Example: python run_main.py --content images/tubingen.jpg --style images/starry-night.jpg --output result.jpg

Arguments

Required :

  • --content: Filename of the content image. Default: images/tubingen.jpg
  • --style: Filename of the style image. Default: images/starry-night.jpg
  • --output: Filename of the output image. Default: result.jpg

Optional :

  • --model_path: Relative or absolute directory path to pre trained model. Default: pre_trained_model
  • --loss_ratio: Weight of content-loss relative to style-loss. Alpha over beta in the paper. Default: 1e-3
  • --content_layers: Space-separated VGG-19 layer names used for content loss computation. Default: conv4_2
  • --style_layers: Space-separated VGG-19 layer names used for style loss computation. Default: relu1_1 relu2_1 relu3_1 relu4_1 relu5_1
  • --content_layer_weights: Space-separated weights of each content layer to the content loss. Default: 1.0
  • --style_layer_weights: Space-separated weights of each style layer to loss. Default: 0.2 0.2 0.2 0.2 0.2
  • --max_size: Maximum width or height of the input images. Default: 512
  • --num_iter: The number of iterations to run. Default: 1000
  • --initial_type: The initial image for optimization. (notation in the paper : x) Choices: content, style, random. Default: 'content'
  • --content_loss_norm_type: Different types of normalization for content loss. Choices: 1, 2, 3. Default: 3

Sample results

The Neckarfront in Tübingen, Germany

Results were obtained from default setting.
An image was rendered approximately after 4 mins on GTX 980 ti.
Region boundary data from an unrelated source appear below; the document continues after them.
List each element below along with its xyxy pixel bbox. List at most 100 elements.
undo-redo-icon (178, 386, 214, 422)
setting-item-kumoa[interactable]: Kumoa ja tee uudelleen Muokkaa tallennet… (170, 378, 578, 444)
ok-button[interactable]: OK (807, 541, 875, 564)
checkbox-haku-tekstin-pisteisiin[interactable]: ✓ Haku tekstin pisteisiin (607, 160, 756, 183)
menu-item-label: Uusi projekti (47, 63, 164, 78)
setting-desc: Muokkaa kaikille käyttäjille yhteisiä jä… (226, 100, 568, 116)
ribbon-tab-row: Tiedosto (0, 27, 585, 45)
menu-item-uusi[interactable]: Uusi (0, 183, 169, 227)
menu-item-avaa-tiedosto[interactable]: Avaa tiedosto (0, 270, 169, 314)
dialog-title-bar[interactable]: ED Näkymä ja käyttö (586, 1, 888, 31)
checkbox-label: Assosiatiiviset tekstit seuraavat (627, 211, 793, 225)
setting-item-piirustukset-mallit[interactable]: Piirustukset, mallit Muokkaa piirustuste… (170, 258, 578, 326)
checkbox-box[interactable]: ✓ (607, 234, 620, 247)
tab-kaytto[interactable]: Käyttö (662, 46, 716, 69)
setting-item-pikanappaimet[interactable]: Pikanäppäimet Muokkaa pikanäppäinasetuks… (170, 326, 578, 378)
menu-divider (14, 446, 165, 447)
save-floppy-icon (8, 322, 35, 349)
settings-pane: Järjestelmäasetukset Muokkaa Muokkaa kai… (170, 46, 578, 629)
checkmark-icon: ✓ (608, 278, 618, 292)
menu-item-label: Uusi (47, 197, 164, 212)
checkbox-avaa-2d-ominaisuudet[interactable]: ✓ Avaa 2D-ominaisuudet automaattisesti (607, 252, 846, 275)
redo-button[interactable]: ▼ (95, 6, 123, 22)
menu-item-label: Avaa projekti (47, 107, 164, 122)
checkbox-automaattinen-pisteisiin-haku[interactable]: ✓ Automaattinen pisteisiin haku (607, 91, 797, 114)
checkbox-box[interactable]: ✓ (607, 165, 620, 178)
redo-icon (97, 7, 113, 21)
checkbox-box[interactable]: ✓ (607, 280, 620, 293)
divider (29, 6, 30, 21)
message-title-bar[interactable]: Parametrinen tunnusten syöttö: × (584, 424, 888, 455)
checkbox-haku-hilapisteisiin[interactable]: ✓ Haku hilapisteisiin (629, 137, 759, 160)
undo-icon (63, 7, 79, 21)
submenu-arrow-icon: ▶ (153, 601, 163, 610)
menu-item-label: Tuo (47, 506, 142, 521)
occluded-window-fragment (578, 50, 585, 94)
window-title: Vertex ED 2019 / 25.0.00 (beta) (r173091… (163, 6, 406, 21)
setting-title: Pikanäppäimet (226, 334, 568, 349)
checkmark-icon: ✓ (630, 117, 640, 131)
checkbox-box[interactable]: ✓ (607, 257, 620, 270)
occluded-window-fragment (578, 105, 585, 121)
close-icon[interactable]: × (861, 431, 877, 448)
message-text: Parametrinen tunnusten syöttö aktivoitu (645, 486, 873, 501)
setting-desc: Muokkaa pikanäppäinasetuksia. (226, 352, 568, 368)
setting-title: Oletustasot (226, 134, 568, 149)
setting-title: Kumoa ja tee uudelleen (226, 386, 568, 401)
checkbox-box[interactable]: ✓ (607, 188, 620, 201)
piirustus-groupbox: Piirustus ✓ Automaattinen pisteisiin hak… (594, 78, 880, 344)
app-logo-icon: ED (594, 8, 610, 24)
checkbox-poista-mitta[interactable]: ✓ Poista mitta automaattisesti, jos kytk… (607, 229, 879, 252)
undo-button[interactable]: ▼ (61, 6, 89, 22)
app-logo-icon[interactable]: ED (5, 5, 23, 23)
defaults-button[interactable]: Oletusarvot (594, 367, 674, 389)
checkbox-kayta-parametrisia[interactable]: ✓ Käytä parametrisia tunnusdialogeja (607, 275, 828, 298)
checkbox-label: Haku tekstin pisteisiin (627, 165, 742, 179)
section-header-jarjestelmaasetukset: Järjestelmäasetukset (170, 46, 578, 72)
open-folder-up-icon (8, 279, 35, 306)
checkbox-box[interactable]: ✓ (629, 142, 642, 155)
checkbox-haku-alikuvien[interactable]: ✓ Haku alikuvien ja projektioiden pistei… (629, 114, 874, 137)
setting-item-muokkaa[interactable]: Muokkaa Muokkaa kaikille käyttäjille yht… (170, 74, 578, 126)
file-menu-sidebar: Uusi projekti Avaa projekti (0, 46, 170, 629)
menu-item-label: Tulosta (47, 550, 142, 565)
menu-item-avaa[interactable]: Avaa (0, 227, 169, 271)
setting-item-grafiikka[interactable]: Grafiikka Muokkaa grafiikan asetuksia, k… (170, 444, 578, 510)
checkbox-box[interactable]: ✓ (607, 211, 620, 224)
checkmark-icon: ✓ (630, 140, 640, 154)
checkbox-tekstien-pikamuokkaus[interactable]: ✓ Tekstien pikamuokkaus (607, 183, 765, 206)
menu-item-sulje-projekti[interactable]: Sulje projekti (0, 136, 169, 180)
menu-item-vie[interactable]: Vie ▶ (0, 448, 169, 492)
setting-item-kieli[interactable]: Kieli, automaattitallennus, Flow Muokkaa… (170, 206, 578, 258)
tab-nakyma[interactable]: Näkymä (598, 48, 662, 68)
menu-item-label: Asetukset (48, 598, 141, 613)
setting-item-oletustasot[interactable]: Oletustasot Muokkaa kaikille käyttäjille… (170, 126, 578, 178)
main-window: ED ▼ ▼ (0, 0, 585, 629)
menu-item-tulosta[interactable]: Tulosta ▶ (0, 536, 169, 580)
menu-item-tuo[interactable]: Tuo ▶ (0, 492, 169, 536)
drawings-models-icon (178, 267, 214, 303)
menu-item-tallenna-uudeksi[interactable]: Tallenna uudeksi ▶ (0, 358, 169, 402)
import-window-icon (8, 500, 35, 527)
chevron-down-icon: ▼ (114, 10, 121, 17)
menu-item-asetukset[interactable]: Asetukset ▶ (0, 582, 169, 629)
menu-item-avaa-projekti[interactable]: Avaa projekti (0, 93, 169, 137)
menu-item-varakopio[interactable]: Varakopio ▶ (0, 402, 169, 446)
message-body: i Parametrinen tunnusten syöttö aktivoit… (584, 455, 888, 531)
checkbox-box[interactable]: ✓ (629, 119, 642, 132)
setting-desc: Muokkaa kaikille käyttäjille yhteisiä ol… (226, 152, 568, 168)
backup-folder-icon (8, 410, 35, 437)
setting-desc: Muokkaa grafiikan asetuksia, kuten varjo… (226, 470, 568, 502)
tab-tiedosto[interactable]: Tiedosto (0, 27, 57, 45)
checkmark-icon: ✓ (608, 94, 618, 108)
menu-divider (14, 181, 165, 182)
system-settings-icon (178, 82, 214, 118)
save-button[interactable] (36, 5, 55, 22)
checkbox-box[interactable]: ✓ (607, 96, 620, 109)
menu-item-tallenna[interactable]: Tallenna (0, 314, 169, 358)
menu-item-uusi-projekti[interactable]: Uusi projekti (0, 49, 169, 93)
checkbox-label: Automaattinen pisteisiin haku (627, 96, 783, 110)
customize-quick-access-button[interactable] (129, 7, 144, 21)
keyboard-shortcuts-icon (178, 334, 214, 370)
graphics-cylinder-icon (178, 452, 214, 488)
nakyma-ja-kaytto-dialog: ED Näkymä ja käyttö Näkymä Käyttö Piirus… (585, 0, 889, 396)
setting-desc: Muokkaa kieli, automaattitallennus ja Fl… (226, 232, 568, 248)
The Gyeongbokgung Palace in Seoul, South Korea

Results were obtained from default setting except --max_size 1200.
An image was rendered approximately after 19.5 mins on GTX 980 ti.

References

The implementation is based on the projects:

  • This is a tutorial version. Comments on code are well provided. Some exercises are given to check what you learn.
  • This is a simple and well written implemetation, but some parts like optimizer are not conincided with the paper.
  • There are other implementations related to style transfer like video style transfer, color-preserving style transfer etc.

I went through these implementations and found some differences from each other.

  1. Style image shape : there are some variations how to resize a style image.
           In this implementation, a style image is resized to the shape of a content image.

  2. Optimizer : gradient descent, Adam, L-BFGS.
           In this implementation, only L-BFGS is provided.

  3. Scale factor of loss : scale factors for content-loss and style-loss are different.
           In this implementation, style loss is implemented as in the paper.
           About content loss, there are 3 choices.
           * Choice 1 : as in A Neural Algorithm of Artistic Style
           * Choice 2 : as in Artistic style transfer for videos
           * Choice 3 : as in https://github.com/cysmith/neural-style-tf

  4. Total variance denoising : implementation details for total variance denoising are slightly different.
           In this implementation, total variance denoising is not provided since the paper does not use it.

Acknowledgements

This implementation has been tested with Tensorflow r0.12 on Windows 10 and Ubuntu 14.04.